Regular readers may remember an article I did in May, based on interviews with Professor Jim Youniss, and two of his assistants, Trevor Falk and Catherine Noga. Professor Youniss was working on interviews and a poll of Egyptian young people to ascertain their views on civic engagement and politics. Falk and Noga had helped monitor the Facebook page "We are all Khaled Said" for Professor Youniss, as well as following Twitter accounts during and after the first revolution and throughout the transition to democracy and the election of President Morsi last year.
I spoke with Falk this morning. He told me that he has been following both the Facebook page, which really galvanized support for the first revolution, and Twitter the past few weeks. "On the Facebook page itself, it's taken an interesting turn," he explained. "The administrator of the page said a few weeks ago, before the heavy protests, that he would remain neutral in the struggle between President Morsi and his opponents." Falk said that this stance provoked hundreds of responses from people condemning the administrator for not supporting their street protests against Morsi and, also, hundreds of responses from those who thought he should support the president whose election was the result of the first revolution.

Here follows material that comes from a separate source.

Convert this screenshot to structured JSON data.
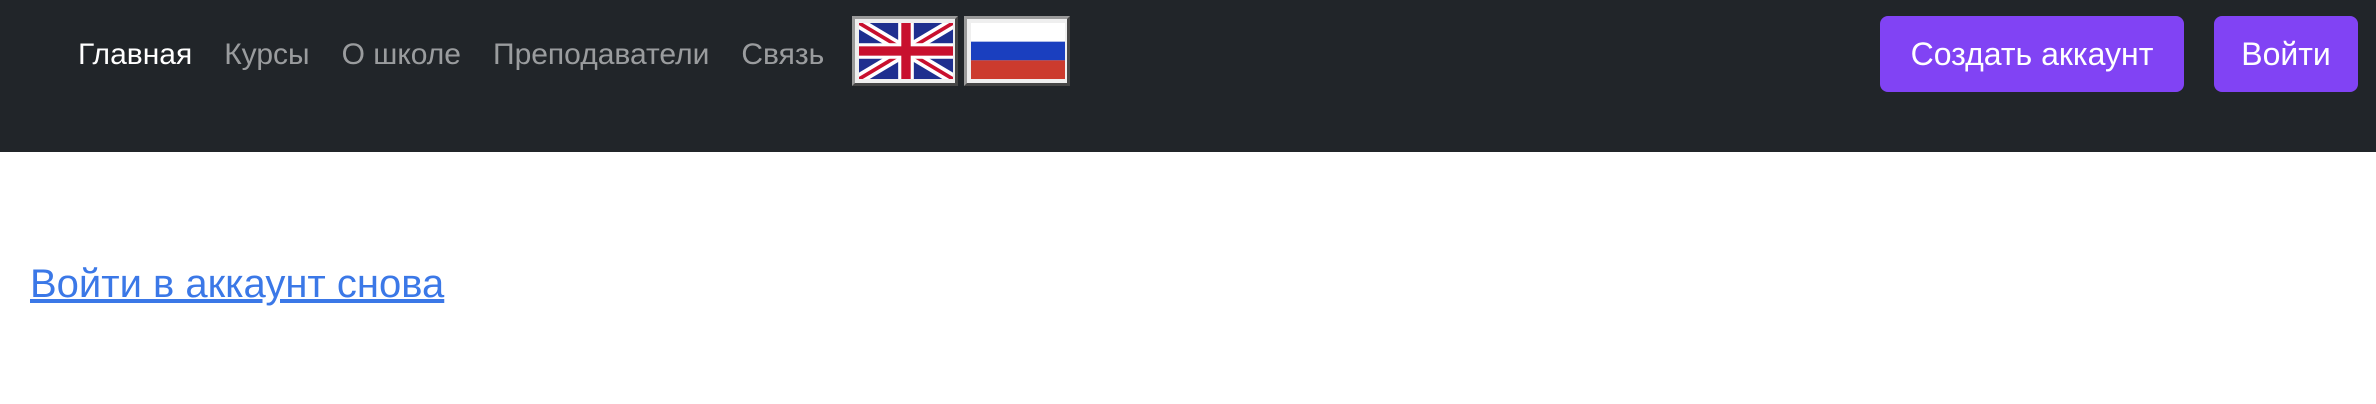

Falk said that this division reminds him of the views of those on Facebook and Twitter during the first revolution. "You were either pro-Mubarak or anti-Mubarak," Falk said. "Then, once Mubarak fell, the views points diverged into dozens of distinct groups with different views and objectives. Now, it is all pro-Morsi or anti-Morsi." The phenomenon points to one of the most difficult political transitions a country faces during a revolutionary period: People will unite around a common enemy, but they entertain vastly different objectives once that common enemy is removed.
The changes in attitudes towards Morsi mirrors a change in attitudes towards the military, but with a significant difference. Egypt has conscription, so most people have an experience of the military first hand, it is part of their growing up process, it really is seen as a part of the people because the people have been a part of it. "In the first revolution," Falk said,"the military was trusted at the beginning, but over time, that trust began to wane." Some people wanted the military to move to democratic elections more quickly, others worried that the country was not ready for elections. "The coup has renewed trust in the military," Falk said. "This is mind blowing for an American. We love the military and respect them, but if they attempted a coup, all hell would break lose. There they trust the military because everyone has been a part of it."